Song by Fred Astaire

from the album Easter Parade
- Language: English
- Written: Irving Berlin

= Steppin' Out with My Baby =

Song written by Irving Berlin

"Steppin' Out with My Baby" is a popular song written by Irving Berlin and introduced in the 1948 musical film Easter Parade. In the film, it was sung by Fred Astaire as part of a dance number involving him on stairs and three different dance partners.

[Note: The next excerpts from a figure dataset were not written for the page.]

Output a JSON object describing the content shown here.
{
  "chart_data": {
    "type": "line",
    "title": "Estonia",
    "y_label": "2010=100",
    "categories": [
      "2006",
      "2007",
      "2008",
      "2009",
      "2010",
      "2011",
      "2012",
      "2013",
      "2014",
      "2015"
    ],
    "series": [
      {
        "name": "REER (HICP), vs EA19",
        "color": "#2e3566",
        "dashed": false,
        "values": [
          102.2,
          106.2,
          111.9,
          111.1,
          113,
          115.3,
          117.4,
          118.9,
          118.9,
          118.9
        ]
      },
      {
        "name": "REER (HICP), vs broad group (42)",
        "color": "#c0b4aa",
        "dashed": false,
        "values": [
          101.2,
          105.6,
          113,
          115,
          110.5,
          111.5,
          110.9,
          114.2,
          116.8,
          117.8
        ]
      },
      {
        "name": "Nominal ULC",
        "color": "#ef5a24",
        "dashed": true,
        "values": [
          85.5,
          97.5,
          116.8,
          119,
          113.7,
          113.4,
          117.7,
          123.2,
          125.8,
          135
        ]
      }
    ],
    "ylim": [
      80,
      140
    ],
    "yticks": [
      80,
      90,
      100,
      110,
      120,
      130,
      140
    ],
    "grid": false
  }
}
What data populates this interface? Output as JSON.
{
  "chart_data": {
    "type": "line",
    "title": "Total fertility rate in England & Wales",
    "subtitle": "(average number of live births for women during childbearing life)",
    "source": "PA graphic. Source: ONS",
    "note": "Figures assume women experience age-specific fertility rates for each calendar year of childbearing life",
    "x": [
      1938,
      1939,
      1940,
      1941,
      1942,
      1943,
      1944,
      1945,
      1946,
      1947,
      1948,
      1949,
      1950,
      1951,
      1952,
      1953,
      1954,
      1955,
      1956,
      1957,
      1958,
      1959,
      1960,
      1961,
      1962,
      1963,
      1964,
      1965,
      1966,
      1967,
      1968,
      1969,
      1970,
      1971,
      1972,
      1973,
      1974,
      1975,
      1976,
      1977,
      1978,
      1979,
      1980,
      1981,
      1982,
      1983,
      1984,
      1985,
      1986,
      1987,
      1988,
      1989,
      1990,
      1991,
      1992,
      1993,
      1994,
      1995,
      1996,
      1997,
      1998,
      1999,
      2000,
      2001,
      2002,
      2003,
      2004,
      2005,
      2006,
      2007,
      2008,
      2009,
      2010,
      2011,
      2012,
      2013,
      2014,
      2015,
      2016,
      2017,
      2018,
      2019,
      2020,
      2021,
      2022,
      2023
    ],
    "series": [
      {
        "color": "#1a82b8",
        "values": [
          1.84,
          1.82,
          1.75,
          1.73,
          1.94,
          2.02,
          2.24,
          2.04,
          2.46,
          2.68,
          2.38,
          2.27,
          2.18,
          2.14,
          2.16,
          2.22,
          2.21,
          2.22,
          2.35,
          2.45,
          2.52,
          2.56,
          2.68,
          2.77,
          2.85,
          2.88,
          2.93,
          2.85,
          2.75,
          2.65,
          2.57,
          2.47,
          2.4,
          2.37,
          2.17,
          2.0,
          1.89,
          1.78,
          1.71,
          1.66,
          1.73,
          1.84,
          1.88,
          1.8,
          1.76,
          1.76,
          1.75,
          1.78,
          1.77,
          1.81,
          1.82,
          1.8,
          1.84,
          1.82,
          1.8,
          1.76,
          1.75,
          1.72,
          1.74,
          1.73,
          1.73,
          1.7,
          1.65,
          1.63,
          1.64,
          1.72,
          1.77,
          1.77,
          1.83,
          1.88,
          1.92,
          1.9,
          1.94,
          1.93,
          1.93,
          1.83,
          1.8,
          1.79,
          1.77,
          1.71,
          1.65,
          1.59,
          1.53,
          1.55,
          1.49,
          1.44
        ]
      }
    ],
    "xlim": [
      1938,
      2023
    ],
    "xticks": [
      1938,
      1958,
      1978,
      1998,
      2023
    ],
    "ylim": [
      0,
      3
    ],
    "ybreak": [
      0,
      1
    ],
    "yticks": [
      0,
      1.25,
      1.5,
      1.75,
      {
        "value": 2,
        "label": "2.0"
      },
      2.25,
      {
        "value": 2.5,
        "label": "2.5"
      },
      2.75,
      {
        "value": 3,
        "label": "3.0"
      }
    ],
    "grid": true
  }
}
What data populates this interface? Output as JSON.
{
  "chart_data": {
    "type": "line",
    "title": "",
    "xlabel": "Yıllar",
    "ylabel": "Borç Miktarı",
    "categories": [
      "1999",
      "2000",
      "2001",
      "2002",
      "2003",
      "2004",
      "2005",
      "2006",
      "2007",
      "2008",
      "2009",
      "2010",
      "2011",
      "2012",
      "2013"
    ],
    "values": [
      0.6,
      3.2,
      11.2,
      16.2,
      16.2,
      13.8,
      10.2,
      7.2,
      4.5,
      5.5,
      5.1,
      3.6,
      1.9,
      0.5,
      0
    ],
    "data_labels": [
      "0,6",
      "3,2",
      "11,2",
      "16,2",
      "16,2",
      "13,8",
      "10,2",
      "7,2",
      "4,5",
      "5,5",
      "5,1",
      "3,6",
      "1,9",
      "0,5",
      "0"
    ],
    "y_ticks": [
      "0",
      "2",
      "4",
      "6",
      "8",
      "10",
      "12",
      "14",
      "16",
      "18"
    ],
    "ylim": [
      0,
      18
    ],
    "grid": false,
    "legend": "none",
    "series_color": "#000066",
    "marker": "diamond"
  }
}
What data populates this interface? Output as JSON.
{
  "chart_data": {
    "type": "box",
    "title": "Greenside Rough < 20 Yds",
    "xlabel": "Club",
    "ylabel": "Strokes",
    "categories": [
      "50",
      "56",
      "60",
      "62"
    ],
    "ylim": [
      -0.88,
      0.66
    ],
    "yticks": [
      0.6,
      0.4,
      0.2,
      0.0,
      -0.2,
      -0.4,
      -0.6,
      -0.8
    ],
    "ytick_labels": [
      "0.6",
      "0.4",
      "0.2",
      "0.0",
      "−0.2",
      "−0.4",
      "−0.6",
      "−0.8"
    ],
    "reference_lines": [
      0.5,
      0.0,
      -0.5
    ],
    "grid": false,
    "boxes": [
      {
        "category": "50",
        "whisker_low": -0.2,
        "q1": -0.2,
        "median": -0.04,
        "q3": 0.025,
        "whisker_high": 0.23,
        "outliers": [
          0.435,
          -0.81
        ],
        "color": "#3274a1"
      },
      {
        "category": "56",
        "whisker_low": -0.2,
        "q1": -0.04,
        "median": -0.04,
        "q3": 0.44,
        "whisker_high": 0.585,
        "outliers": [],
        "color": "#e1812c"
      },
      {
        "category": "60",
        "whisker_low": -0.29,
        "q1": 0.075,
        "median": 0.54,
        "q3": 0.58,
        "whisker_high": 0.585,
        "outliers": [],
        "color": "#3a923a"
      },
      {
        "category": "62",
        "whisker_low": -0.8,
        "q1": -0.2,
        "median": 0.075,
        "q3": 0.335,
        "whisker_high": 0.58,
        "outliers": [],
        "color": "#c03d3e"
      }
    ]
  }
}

==Tony Bennett recordings==
Since "Easter Parade", the song has been recorded and performed by several artists, most notably Tony Bennett, in whose treatment it has become a jazz standard. Introduced as the title song on his 1993 Astaire-themed album Steppin' Out, a stylish music video for it garnered some MTV airplay and was part of Bennett's commercial resurgence at the time. One such performance was included on Bennett's 1994 album MTV Unplugged. Bennett later recorded the song as bonus tracks duets with Michael Bublé and Delta Goodrem for his 2006 Duets: An American Classic album; performed it three times with Christina Aguilera on his NBC special An American Classic, Saturday Night Live, and the 59th Primetime Emmy Awards in 2007; and in 2011 with Haley Reinhart in the finale show of American Idol season 10. Aguilera and Bennett's version was nominated in 2008 50th Annual Grammy Awards in the category Best Pop Collaboration with Vocals. Bennett continued to perform the song until his retirement in 2021.

==Other recordings==
- Fred Astaire included the song on his album The Astaire Story (1952)
- Doris Day recorded the song for her album "Cuttin' Capers" (1959).
- Curtis Stigers, alongside the John Wilson Orchestra performed the song as the opening song for the film Ted 2 (2015).
- Banu Gibson and Bucky Pizzarelli recorded the song for their album "Steppin' Out" (2002).
- American swing revivalists the Cherry Poppin' Daddies recorded a version of the song on their 2016 cover album The Boop-A-Doo, alongside several other songs originally composed by Berlin.

==In popular culture==
- It was also used as the ending song for the film She's Funny That Way (with footage "Easter Parade").
- The song was performed by the cast of Are You Being Served? on the 1978 episode "Happy Returns".